My first and possibly last start-to-finish 35mm cinema installation was this summer. After two years' worth of renovations, this theatre re-opened on August 31, 2012, exactly 85 years after the building was first opened to the public. This is primarily a performing-arts house, but has and will continue to screen classic films on an occasional basis to the public and also for rentals and special events. As a special venue, I believe that film will be around at this place (and others like it) for years to come.
They also have a nice Christie video projector (not D-cinema, however), and are set up to do seamless changeovers from film to video and back (stomp on either foot pedal and a "douser close" command is sent to the video projector; hit the "video c/o" button and both film projector changeovers close and a "douser open" command is sent to the video projector). I have wanted to have this capability for years and it has proven to be useful several times already.

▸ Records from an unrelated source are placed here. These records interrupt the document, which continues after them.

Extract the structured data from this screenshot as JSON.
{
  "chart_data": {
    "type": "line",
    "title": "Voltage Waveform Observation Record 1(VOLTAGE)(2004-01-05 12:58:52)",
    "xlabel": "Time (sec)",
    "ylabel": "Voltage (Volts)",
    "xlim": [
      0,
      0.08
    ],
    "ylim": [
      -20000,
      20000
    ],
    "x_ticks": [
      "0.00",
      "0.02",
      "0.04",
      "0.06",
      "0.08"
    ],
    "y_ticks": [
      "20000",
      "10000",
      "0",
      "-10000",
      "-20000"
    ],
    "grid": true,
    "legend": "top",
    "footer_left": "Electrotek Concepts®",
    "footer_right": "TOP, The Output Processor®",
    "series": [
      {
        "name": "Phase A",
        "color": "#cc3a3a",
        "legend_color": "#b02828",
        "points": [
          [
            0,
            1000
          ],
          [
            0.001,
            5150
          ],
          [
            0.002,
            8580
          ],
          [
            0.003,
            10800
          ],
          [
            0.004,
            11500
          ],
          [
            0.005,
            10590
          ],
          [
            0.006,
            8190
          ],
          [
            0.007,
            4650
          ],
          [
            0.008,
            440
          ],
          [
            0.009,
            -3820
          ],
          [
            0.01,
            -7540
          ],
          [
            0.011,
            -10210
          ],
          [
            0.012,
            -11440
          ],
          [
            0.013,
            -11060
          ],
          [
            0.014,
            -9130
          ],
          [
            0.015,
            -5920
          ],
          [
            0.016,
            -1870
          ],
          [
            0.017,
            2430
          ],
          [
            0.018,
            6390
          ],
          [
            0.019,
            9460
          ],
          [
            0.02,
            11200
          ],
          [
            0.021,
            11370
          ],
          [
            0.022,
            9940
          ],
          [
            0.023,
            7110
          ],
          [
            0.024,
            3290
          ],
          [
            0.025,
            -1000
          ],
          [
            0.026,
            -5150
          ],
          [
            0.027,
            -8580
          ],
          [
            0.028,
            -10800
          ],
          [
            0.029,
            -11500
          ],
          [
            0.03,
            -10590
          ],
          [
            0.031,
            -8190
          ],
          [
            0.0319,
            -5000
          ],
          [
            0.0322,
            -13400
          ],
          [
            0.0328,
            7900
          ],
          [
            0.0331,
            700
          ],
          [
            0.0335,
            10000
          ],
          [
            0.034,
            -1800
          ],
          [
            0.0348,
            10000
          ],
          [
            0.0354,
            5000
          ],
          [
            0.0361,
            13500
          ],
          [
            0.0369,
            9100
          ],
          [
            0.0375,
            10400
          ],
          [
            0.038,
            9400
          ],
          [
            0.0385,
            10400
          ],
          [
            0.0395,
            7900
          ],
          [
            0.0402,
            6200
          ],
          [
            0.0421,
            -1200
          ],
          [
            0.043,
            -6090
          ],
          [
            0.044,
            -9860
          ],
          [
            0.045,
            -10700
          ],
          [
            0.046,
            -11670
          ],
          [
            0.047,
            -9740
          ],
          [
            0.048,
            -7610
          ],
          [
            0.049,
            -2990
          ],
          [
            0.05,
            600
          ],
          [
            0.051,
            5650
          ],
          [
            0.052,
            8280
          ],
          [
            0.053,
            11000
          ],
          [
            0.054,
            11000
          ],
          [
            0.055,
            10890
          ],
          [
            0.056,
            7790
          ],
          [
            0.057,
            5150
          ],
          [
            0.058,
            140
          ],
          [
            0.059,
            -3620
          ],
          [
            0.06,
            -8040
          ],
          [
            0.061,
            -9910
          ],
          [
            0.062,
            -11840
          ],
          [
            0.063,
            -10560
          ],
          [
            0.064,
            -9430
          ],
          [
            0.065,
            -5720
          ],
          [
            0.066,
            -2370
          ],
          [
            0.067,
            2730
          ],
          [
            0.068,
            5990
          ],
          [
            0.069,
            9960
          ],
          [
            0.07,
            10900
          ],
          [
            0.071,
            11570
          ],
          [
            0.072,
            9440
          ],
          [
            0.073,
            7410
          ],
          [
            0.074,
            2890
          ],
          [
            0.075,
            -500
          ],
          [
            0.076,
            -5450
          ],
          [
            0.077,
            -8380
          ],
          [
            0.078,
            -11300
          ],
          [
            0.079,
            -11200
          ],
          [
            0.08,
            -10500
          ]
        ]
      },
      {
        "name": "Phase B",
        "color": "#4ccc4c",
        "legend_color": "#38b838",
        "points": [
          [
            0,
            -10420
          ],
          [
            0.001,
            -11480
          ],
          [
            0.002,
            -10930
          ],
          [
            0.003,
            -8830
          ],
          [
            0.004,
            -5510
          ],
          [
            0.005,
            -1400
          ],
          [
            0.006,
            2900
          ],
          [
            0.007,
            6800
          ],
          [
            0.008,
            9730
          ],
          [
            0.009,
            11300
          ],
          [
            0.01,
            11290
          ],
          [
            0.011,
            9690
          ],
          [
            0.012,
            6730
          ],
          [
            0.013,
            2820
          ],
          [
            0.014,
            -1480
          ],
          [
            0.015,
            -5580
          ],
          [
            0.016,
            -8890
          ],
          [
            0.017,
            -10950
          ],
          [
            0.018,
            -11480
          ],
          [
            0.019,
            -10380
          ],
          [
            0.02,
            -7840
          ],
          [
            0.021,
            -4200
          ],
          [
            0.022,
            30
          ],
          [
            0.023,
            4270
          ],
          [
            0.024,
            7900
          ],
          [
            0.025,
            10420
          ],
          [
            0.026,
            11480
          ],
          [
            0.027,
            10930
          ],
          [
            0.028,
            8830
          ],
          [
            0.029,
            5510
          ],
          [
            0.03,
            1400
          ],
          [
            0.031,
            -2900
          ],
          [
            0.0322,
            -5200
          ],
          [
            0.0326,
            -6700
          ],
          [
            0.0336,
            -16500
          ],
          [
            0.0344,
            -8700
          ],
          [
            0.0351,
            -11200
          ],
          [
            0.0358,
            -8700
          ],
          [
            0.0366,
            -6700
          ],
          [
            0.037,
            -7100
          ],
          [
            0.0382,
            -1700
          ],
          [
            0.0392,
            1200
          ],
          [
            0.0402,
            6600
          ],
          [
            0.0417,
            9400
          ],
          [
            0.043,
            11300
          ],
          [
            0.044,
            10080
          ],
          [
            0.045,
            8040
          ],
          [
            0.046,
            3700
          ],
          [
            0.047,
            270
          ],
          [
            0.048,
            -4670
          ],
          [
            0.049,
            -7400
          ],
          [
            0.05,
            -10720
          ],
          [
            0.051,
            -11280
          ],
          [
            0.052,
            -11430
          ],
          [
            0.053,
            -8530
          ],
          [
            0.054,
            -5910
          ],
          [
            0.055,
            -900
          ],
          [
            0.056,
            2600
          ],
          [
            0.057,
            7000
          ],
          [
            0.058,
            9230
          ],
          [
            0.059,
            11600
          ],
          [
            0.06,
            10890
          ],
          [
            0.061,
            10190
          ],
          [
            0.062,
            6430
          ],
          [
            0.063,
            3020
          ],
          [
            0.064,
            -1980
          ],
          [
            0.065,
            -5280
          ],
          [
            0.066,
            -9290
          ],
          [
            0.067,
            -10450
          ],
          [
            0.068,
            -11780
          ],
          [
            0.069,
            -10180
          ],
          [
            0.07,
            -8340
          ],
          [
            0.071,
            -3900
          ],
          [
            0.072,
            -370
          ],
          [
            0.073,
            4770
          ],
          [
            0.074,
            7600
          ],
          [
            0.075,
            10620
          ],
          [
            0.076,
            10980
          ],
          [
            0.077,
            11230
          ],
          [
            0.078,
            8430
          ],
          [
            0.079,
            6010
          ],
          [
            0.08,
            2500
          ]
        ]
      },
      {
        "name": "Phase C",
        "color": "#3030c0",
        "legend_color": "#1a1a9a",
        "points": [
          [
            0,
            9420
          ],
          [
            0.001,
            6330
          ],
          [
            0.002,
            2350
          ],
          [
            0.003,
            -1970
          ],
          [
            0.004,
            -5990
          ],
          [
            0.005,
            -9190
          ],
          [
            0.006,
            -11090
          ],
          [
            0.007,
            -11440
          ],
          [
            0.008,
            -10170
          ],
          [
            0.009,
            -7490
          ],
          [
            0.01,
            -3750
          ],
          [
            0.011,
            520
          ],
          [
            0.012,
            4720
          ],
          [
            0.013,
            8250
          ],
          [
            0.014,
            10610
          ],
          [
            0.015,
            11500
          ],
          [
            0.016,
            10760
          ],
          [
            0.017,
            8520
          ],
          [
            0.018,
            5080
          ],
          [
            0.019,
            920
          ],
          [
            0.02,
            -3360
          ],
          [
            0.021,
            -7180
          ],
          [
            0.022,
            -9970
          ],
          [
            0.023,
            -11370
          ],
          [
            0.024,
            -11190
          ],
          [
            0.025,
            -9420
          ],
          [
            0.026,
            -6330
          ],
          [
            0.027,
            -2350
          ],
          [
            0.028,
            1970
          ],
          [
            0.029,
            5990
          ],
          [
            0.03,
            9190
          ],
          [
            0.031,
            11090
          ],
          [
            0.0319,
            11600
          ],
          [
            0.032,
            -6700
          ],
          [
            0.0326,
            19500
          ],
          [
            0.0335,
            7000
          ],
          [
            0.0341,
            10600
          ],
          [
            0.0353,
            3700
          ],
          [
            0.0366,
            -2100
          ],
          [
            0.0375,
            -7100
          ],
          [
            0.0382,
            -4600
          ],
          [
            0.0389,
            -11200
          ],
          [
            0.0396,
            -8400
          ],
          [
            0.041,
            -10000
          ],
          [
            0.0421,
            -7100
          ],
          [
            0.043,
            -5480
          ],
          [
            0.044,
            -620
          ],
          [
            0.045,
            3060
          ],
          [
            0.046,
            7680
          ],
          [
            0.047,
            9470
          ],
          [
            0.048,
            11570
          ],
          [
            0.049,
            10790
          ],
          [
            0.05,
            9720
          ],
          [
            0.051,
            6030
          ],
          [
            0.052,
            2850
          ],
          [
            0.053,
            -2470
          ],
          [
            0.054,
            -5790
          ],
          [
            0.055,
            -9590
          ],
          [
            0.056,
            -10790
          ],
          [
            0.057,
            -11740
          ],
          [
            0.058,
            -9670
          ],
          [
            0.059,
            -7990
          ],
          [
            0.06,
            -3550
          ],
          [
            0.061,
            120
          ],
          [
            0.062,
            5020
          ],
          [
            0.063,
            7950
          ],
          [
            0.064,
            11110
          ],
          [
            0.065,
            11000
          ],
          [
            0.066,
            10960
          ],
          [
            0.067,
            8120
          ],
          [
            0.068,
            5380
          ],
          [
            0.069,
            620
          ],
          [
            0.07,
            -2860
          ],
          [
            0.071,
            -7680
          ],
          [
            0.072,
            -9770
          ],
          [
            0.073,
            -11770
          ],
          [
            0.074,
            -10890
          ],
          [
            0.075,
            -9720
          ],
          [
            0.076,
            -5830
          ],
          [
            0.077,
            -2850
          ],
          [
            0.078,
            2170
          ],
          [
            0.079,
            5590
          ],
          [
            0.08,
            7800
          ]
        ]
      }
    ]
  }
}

The film equipment was a mixed bag of used items. The projector heads and bases were original to the theatre (installed around 1960, it seems), while the lamphouses, rectifiers, and modern sound equipment were purchased used. Tim Reed worked with the electrician to install the lamphouses and rectifiers and also designed and installed a relay box for the video changeover system and the motor-start signals for SRD. I wrote the specifications for everything and installed and aligned the projectors, which have lenses and aperture plates for four formats, and installed LED readers and did A- and B-chain alignments. The sound contractor installed the video projector (it hangs from the ceiling and uses an extra porthole to the right of the #2 projector).